I have never seen any comment on what is apparently a very odd coincidence. The building of HMS Dreadnought in 1905 had caused great consternation in Germany as it became clear that it was impossible to build a ship that would match her and still be able to go through the Keil Canal. Germany decided to enlarge the canal to accommodate bigger ships. Germany's aggressive attitude led many (notably Admiral Fisher) to predict that Germany would start a European war as soon as the canal was finished. The widened canal was officially opened on July 1, 1914, only three days after Ferdinand was assassinated, but the Kaiser had personally inspected the canal (passing through in his official yacht Hohenzollern) on June 24.

Was the German intelligence service behind Princip's act? Germany's only real ally in Europe was Austria-Hungary, and Ferdinand's policies were likely to weaken Austria's dependence on Germany. Certainly Germany had much more to gain by Ferdinand's death than Serbia did.

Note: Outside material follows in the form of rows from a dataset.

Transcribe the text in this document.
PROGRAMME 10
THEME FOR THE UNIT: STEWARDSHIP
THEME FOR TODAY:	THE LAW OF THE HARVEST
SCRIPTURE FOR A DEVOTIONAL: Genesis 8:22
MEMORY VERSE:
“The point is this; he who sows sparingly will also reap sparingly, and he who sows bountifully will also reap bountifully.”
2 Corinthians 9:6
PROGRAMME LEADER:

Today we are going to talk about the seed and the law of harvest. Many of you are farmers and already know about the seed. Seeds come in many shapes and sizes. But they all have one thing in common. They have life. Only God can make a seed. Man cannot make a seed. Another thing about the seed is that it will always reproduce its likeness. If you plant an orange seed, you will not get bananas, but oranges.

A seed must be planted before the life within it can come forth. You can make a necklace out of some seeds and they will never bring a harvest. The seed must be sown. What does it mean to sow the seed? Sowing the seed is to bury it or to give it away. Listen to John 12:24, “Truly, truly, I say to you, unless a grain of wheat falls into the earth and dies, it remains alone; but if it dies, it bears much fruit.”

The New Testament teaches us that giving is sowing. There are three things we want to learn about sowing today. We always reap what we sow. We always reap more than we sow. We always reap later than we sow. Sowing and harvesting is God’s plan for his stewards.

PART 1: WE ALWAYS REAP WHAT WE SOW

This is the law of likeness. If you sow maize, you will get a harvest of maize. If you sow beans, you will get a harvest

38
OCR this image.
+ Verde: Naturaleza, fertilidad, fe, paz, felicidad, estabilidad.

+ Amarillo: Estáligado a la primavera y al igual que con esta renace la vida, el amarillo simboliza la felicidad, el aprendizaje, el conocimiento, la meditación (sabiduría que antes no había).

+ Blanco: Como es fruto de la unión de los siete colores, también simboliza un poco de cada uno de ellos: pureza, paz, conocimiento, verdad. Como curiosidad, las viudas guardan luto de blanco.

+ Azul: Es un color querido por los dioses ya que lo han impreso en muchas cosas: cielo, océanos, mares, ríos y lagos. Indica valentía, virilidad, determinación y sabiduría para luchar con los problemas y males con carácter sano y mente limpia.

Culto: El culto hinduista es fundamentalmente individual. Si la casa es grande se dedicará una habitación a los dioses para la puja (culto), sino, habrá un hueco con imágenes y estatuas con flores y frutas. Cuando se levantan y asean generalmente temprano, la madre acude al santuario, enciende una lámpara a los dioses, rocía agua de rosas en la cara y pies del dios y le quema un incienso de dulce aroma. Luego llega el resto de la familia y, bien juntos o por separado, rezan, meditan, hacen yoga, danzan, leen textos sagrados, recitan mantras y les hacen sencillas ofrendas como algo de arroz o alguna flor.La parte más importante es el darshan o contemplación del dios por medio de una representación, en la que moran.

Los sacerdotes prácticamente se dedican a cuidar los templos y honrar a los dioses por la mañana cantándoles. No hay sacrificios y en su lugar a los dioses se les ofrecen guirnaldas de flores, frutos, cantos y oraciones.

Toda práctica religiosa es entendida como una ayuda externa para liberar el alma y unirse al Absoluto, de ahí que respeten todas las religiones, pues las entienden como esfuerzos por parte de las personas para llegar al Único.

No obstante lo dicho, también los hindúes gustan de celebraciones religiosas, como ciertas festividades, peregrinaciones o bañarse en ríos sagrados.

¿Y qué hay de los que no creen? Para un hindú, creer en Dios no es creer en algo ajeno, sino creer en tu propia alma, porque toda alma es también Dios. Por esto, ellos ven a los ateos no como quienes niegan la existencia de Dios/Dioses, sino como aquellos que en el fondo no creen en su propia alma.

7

Not only did it preserve Austria as a reliable ally, but it brought about the war that the Germans certainly believed must be fought soon or never. (Russia had gone through internal convulsions in 1905, but was in 1914 rapidly modernizing and growing stronger.) Germany correctly believed that it could defeat Russia and France, but did not want to fight Britain.  Britain had recently, against her own self-interest, stopped defending the Ottoman Empire against Russia because of Ottoman atrocities against Armenians.  Did the Germans believe that Britain would also refuse to defend the supposed murderers of an Austrian Archduke?

It is said to be a common tactic of intelligence services to recruit fanatics by pretending to be from the party they support.  No doubt CIA operatives are currently pretending to be Iranians as they try to recruit Iraqi Shiites.  It is quite possible that Princip believed that he was working with Serb nationalists, when his orders were actually coming from Berlin.

Imperial Germany was just as ready as Nazi Germany was later to invent excuses for military action.  Before invading France and Belgium, the German government produced a flurry of accusations that eighty French officers in Prussian uniforms had tried to cross the frontier in twelve cars; French aviators had thrown bombs onto rail lines in Nuremberg and Karlsruhe; a French physician had infected wells in Metz with cholera; the French army had crossed into Belgium for a sneak attack on Germany; etc. etc.  It is hard to imagine they would have had moral qualms about organizing the shooting of a dangerous Austrian liberal for the same purpose.

Such a conspiracy would normally come to light after the war, or as the conspirators retired to write their memoirs. WWI was so disastrous for Germany that it seems reasonable to suppose that no-one would want their name associated with a plot to start it, just as no Americans that I know of have published memoirs claiming credit for the Bay of Pigs invasion.

Perhaps the best illustration of the fact that Germany, not Austria, was the driving force on the road to war is that Germany had already invaded Belgium before Austria declared war on Russia (after several indignant telegrams from Berlin to Vienna) and Austrian troops did not advance into Serbia (or Russia) until after the critical initial battles in France were over with 'the miracle on the Marne'.

So what drove Germany into its belligerent policies and then into war?  As Prussia became Germany and continued to become more powerful, other countries were slow to accommodate themselves to the changing balance of power.  Germans took this as a lack of respect for their new status.  Kaiser William himself expressed this frustration in his person: his parents were both liberal Europeans and he felt obliged to repudiate any idea that he had been infected with his parents' lack of militant nationalism; and his left arm had been paralyzed at birth, making it a great effort to appear manly and Emperor-like.  It would be easy to assert that William's inept blusterings were themselves a major cause of the war, but they would not have had much effect had they not resonated with a German public longing for the kind of international respect accorded to Britain and France.  To this day, if you see a French tourist in Germany, he visibly expects and receives extra deference, which he would neither expect or receive in Britain or America.